I've read it (and the one by Damgård, Landrock & Pomerance). I was addressing only the correctness of flouran's result.

[QUOTE=CRGreathouse;174866]I've read it (and the one by Damgård, Landrock & Pomerance). I was addressing only the correctness of flouran's result.[/QUOTE]


Mea Culpa. I responded to the wrong post. I meant for flouran
to read it.

[QUOTE=R.D. Silverman;174849]May I suggest that reading the Pomerance & Kim paper would be a
good idea?[/QUOTE]

You're referring to [U]The Probability that a Random Probable Prime is Composite[/U] by Kim and Pomerance?
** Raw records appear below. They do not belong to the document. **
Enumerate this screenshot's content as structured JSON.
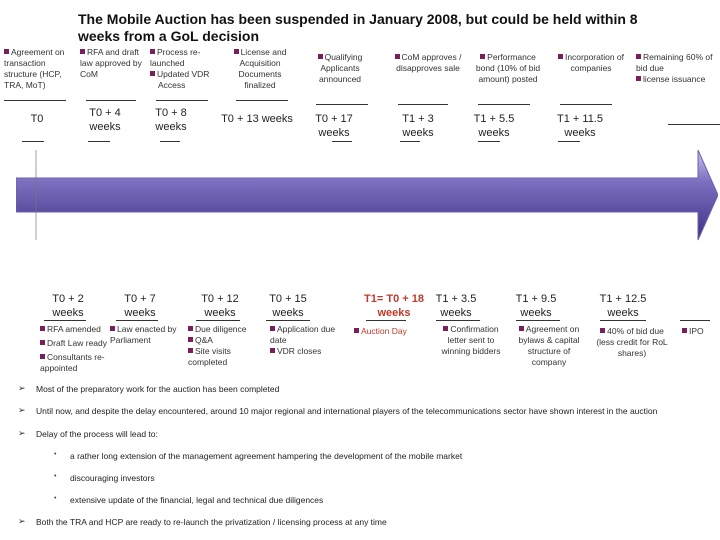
{
  "title": "The Mobile Auction has been suspended in January 2008, but could be held within 8 weeks from a GoL decision",
  "top_events": [
    "Agreement on transaction structure (HCP, TRA, MoT)",
    "RFA and draft law approved by CoM",
    "Process re-launched",
    "Updated VDR",
    "Access",
    "License and Acquisition Documents finalized",
    "Qualifying Applicants announced",
    "CoM approves / disapproves sale",
    "Performance bond (10% of bid amount) posted",
    "Incorporation of companies",
    "Remaining 60% of bid due",
    "license issuance"
  ],
  "top_times": [
    "T0",
    "T0 + 4 weeks",
    "T0 + 8 weeks",
    "T0 + 13 weeks",
    "T0 + 17 weeks",
    "T1 + 3 weeks",
    "T1 + 5.5 weeks",
    "T1 + 11.5 weeks"
  ],
  "bottom_times": [
    "T0 + 2 weeks",
    "T0 + 7 weeks",
    "T0 + 12 weeks",
    "T0 + 15 weeks",
    "T1= T0 + 18 weeks",
    "T1 + 3.5 weeks",
    "T1 + 9.5 weeks",
    "T1 + 12.5 weeks"
  ],
  "bottom_events": [
    "RFA amended",
    "Law enacted by Parliament",
    "Draft Law ready",
    "Consultants re-appointed",
    "Due diligence",
    "Q&A",
    "Site visits completed",
    "Application due date",
    "VDR closes",
    "Auction Day",
    "Confirmation letter sent to winning bidders",
    "Agreement on bylaws & capital structure of company",
    "40% of bid due (less credit for RoL shares)",
    "IPO"
  ],
  "notes": [
    "Most of the preparatory work for the auction has been completed",
    "Until now, and despite the delay encountered, around 10 major regional and international players of the telecommunications sector have shown interest in the auction",
    "Delay of the process will lead to:",
    "Both the TRA and HCP are ready to re-launch the privatization / licensing process at any time"
  ],
  "sub_notes": [
    "a rather long extension of the management agreement hampering the development of the mobile market",
    "discouraging investors",
    "extensive update of the financial, legal and technical due diligences"
  ],
  "colors": {
    "arrow_dark": "#4b3c8f",
    "arrow_light": "#a79ad6",
    "bullet": "#7a1f5c",
    "highlight": "#c0392b"
  }
}
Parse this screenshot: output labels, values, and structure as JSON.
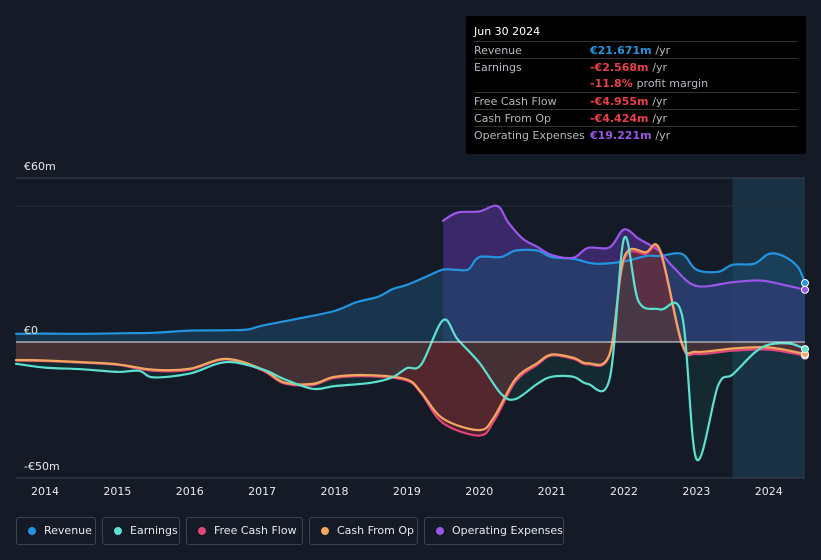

I've read part of it. In your paper, Dr. Silverman, entitled [U]Fast Generation of Random, Strong RSA Primes[/U], you refer to equation 1.6 of the Kim and Pomerance paper:
"Use of the Miller-Rabin algorithm combined with a Lucas or Frobenius strong probable
prime test [5]. According to a very recent paper of Grantham, if one uses a Frobenius
probable prime test, the probability that a candidate is composite when the tests say
`prime' is less than 1/1770, as opposed to the 1/4 one gets with Miller-Rabin alone. If one
performs a single Miller-Rabin test, followed by T Frobenius tests, the probability of error
for 512-bit primes is then less than 1.5*10^-17(1/1770)^T [Pomerance-Kim, equation 1.6]. To achieve a
probability of 2^-100, T = 4 sufficies. One should be able to apply the analytical techniques
of [3] to the Grantham algorithm to arrive at even stronger probability estimates. That
is to say the number 1.5*10^-17 can probably be reduced, but the method is as yet too
new for anyone to have done this analysis. However, the correctness of the 1.5 * 10^-17
bound is not in question."
May I ask your reasons?

[QUOTE=flouran;174896]You're referring to [U]The Probability that a Random Probable Prime is Composite[/U] by Kim and Pomerance? I've read part of it. In your paper, Dr. Silverman, entitled [U]Fast Generation of Random, Strong RSA Primes[/U], you refer to equation 1.6 of the Kim and Pomerance paper:
"Use of the Miller-Rabin algorithm combined with a Lucas or Frobenius strong probable
prime test [5]. According to a very recent paper of Grantham, if one uses a Frobenius
probable prime test, the probability that a candidate is composite when the tests say
`prime' is less than 1/1770, as opposed to the 1/4 one gets with Miller-Rabin alone. If one
performs a single Miller-Rabin test, followed by T Frobenius tests, the probability of error
for 512-bit primes is then less than 1.5*10^-17(1/1770)^T [Pomerance-Kim, equation 1.6]. To achieve a
probability of 2^-100, T = 4 sufficies. One should be able to apply the analytical techniques
of [3] to the Grantham algorithm to arrive at even stronger probability estimates. That
is to say the number 1.5*10^-17 can probably be reduced, but the method is as yet too
new for anyone to have done this analysis. However, the correctness of the 1.5 * 10^-17
bound is not in question."
May I ask your reasons?[/QUOTE]

Thus, it seems to me that you just multiplied the two probabilities together, rather than using Bayes' Theorem. Am I right or simply deluded?